Mais ce principe constitue une exception au cadre général de la réglementation communautaire qui ne prévoit pas de transparence sociétaire. Dans un litige opposant l'administration allemande à une coopérative, la Cour de justice européenne a conclu à l'illégalité de la transparence des Gaec. Selon les juges luxembourgeois, un groupement d’agriculteurs doit être considéré comme un seul agriculteur. Et le Gaec, ne constitue pas une base juridique admise en droit communautaire.

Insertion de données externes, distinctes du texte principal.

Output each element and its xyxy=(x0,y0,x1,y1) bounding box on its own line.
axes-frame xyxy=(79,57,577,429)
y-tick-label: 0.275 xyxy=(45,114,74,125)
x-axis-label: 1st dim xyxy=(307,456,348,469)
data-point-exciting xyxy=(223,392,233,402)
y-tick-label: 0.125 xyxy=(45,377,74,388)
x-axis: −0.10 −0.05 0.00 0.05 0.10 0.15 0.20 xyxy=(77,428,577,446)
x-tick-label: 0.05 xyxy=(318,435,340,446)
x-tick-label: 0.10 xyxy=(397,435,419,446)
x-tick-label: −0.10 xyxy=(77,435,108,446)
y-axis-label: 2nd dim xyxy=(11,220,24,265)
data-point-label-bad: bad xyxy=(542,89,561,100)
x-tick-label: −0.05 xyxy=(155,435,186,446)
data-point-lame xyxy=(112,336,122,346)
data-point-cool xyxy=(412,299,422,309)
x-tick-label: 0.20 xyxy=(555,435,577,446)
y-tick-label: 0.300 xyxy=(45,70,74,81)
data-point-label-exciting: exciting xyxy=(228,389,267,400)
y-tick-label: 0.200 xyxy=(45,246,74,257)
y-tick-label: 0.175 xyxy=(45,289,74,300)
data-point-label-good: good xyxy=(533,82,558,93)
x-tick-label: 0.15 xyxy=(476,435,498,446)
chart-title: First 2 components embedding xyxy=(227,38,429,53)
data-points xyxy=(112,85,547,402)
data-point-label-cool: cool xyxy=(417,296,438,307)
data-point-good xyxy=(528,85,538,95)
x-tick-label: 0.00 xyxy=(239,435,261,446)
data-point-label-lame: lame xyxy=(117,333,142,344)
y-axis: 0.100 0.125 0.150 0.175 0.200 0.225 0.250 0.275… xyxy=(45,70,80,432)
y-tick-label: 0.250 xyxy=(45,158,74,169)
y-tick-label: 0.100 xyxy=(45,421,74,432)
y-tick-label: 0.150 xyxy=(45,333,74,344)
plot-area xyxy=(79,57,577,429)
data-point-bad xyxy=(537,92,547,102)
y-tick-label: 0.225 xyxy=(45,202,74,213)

"Un imbroglio juridique, voire financier”


La définition portée par la réglementation européenne est claire: un groupement d'agriculteurs doit être considéré comme un seul agriculteur. “Il en découle que la position prise par la Commission au bénéfice des Gaec ne constitue pas une base juridique admise en droit communautaire” poursuit Dominique Chapolard. “Cette décision pourrait provoquer une réaction de l'UE, voire des contentieux qui viseraient directement la France et les Gaec.”


Gaec&Sociétés, qui a interpellé le ministre de l'Agriculture, devait tenir les 20 et 21 juin son assemblée générale. “On doit être très vigilants sur l'application aux Gaec des réglementations futures, notamment dans la perspective de nouveaux effets seuils à venir avec la réforme de la Pac et du projet français de mettre en œuvre un régime de paiement direct plus favorable pour les 50 premiers hectares” conclut Dominique Chapolard.